What’s your take on those that lavish millions on weddings?

It does not apply in all cases.  Marriage is once in a lifetime, and some would go all out to spend their money.  My own wedding was elaborate.  I told my husband I wanted it that way.  I love people around me, but left to him, he would prefer a wedding of 20 people.  At the end, I won.  However, I don’t support people who go into borrowing because they want to stage a lavish wedding for their children, and then go bankrupt after the ceremony.  If you can afford it, do it.  But if you can’t, go for a low key ceremony.

Despite the fact that some marriages consume millions of naira, they still crash along the line.  Why?
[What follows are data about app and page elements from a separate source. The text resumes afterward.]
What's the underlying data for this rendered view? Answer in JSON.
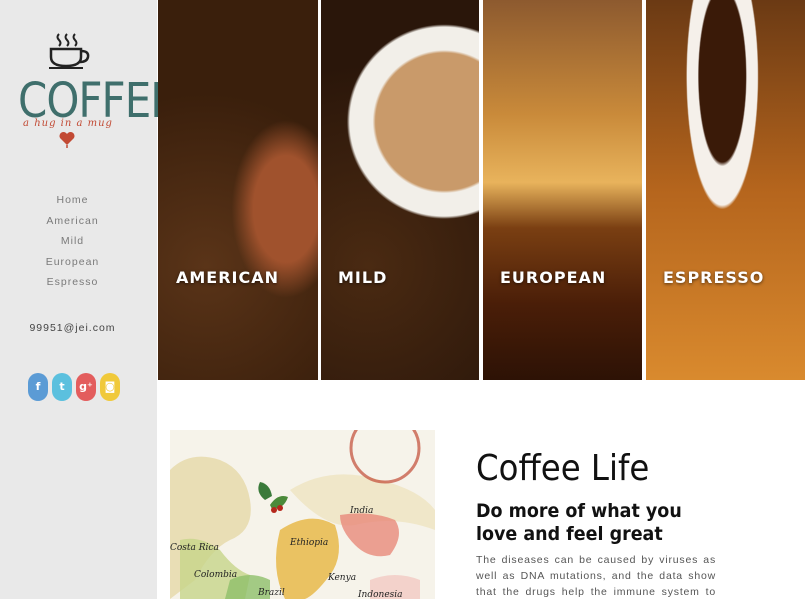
{
  "logo": {
    "word": "COFFEE",
    "tagline": "a hug in a mug",
    "brand_color": "#3f6f6c",
    "accent_color": "#c24a34"
  },
  "nav": [
    "Home",
    "American",
    "Mild",
    "European",
    "Espresso"
  ],
  "contact": {
    "email": "99951@jei.com"
  },
  "social": [
    {
      "icon": "facebook-icon",
      "glyph": "f",
      "color": "#5b9bd5"
    },
    {
      "icon": "twitter-icon",
      "glyph": "🐦",
      "color": "#5bc0de"
    },
    {
      "icon": "google-plus-icon",
      "glyph": "g⁺",
      "color": "#e35d5d"
    },
    {
      "icon": "instagram-icon",
      "glyph": "◙",
      "color": "#f0c93a"
    }
  ],
  "panels": [
    {
      "label": "AMERICAN"
    },
    {
      "label": "MILD"
    },
    {
      "label": "EUROPEAN"
    },
    {
      "label": "ESPRESSO"
    }
  ],
  "map": {
    "countries": [
      "India",
      "Ethiopia",
      "Kenya",
      "Costa Rica",
      "Colombia",
      "Brazil",
      "Indonesia"
    ]
  },
  "content": {
    "title": "Coffee Life",
    "subtitle": "Do more of what you love and feel great",
    "body": "The diseases can be caused by viruses as well as DNA mutations, and the data show that the drugs help the immune system to recognize and attack"
  }
}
Most of these crashed marriages of the children of the rich is because more than 50 per cent of their marriages are match-made.  From the beginning, they have the picture of who their daughter or son should marry, the car they should ride, where they should live and all that.  At the end, they don’t allow the children to choose who they love.  They would later realize they are not compatible.  If parents should allow their children make the choices, we won’t be having broken homes here and there.

Can you recollect the engagement that fetched you the highest fee?
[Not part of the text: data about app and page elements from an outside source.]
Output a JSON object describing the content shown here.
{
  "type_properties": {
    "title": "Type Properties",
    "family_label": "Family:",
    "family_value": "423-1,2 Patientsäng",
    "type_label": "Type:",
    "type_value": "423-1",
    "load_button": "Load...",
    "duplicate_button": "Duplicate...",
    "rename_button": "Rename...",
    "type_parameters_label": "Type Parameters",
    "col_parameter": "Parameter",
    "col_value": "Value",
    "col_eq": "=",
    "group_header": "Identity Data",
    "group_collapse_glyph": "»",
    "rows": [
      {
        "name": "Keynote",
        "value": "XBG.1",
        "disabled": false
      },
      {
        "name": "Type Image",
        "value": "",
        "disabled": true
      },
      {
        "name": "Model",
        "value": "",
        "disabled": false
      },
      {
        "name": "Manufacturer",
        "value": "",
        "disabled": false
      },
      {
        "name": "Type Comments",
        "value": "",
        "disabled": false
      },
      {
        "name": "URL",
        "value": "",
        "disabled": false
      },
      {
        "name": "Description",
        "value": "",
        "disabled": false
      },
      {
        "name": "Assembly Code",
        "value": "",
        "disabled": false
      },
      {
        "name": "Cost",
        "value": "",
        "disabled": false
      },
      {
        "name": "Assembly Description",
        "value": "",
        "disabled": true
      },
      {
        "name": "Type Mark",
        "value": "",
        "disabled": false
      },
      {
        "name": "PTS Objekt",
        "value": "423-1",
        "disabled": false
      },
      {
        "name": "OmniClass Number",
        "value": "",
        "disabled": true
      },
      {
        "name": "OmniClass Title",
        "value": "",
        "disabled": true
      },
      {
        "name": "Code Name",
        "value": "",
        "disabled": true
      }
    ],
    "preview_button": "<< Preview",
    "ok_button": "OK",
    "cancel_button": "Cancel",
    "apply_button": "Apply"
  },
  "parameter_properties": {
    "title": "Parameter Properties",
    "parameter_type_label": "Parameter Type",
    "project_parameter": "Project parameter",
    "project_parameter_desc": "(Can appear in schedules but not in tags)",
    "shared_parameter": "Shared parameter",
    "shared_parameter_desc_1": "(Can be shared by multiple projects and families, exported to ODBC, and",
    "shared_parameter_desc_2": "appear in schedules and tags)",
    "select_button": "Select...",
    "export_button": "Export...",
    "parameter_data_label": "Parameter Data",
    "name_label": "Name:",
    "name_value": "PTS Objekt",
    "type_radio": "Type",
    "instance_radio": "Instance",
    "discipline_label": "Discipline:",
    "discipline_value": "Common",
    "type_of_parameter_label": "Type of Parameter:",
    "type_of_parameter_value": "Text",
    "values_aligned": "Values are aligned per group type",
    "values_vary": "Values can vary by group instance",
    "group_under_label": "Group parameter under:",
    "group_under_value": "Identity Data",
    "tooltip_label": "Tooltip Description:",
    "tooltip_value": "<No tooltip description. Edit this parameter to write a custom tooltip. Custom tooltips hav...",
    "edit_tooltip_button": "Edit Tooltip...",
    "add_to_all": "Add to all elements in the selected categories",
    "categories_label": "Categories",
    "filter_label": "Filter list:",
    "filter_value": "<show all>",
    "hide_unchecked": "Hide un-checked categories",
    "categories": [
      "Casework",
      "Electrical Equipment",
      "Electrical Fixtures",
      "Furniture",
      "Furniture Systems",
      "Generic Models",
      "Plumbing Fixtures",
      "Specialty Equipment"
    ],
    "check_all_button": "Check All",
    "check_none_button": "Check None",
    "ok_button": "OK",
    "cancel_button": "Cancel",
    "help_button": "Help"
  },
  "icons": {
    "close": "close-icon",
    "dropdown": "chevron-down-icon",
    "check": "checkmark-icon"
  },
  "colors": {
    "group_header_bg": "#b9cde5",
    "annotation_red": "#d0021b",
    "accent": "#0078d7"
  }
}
I can’t recollect which job has fetched me more money.  I only take every job as it comes.

How do you cope with the fact that you buy clothes every week because of this job?
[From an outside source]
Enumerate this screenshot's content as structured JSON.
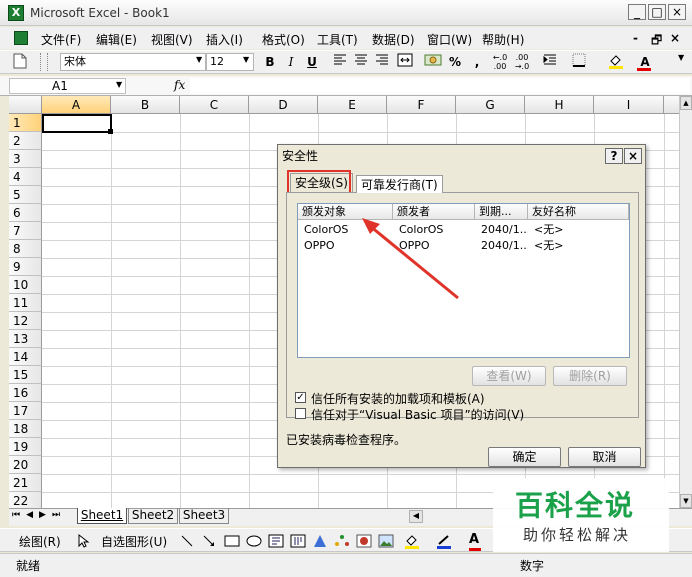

Good clothes are good for our job, just as bankers invest in suits, caterers invest in cutlery.  As an Alaga, I invest in clothes more than any other thing.

Can you tell us what your wardrobe looks like?

My wardrobe is large, but I weed every six months.  I don’t keep more than I need in my wardrobe. I give out every six months.  The same goes for my shoes.  I don’t keep them unnecessarily. Once I have more than five wrist watches, I give out some.

How often do you spend on jewelry?

I use jewelry because I have to.  I am a Redeemed member.  We’re told to dress moderately in my church.  That’s why I adopt using simple jewelry.

No doubt, you’re fashionable.  Do you care for labels or you shop anywhere for what you wear?

I buy my clothes anywhere. It may be at Balogun Market, Lagos or if I travel abroad.  I don’t go for names or labels. I buy to please myself, not people. I don’t follow trend.

At over 50, you still look young and pretty, what’s the secret?

It’s my gene, the grace of God, my husband, of course because he gives me peace of mind.

What do you do at leisure?

I watch TV, I am an addict of that.  But I watch mostly Christian programmes, especially Dove Television Prayer with Daddy G.O.   I love Nigerian movies too, and I listen to radio programmes as well when I am in the car.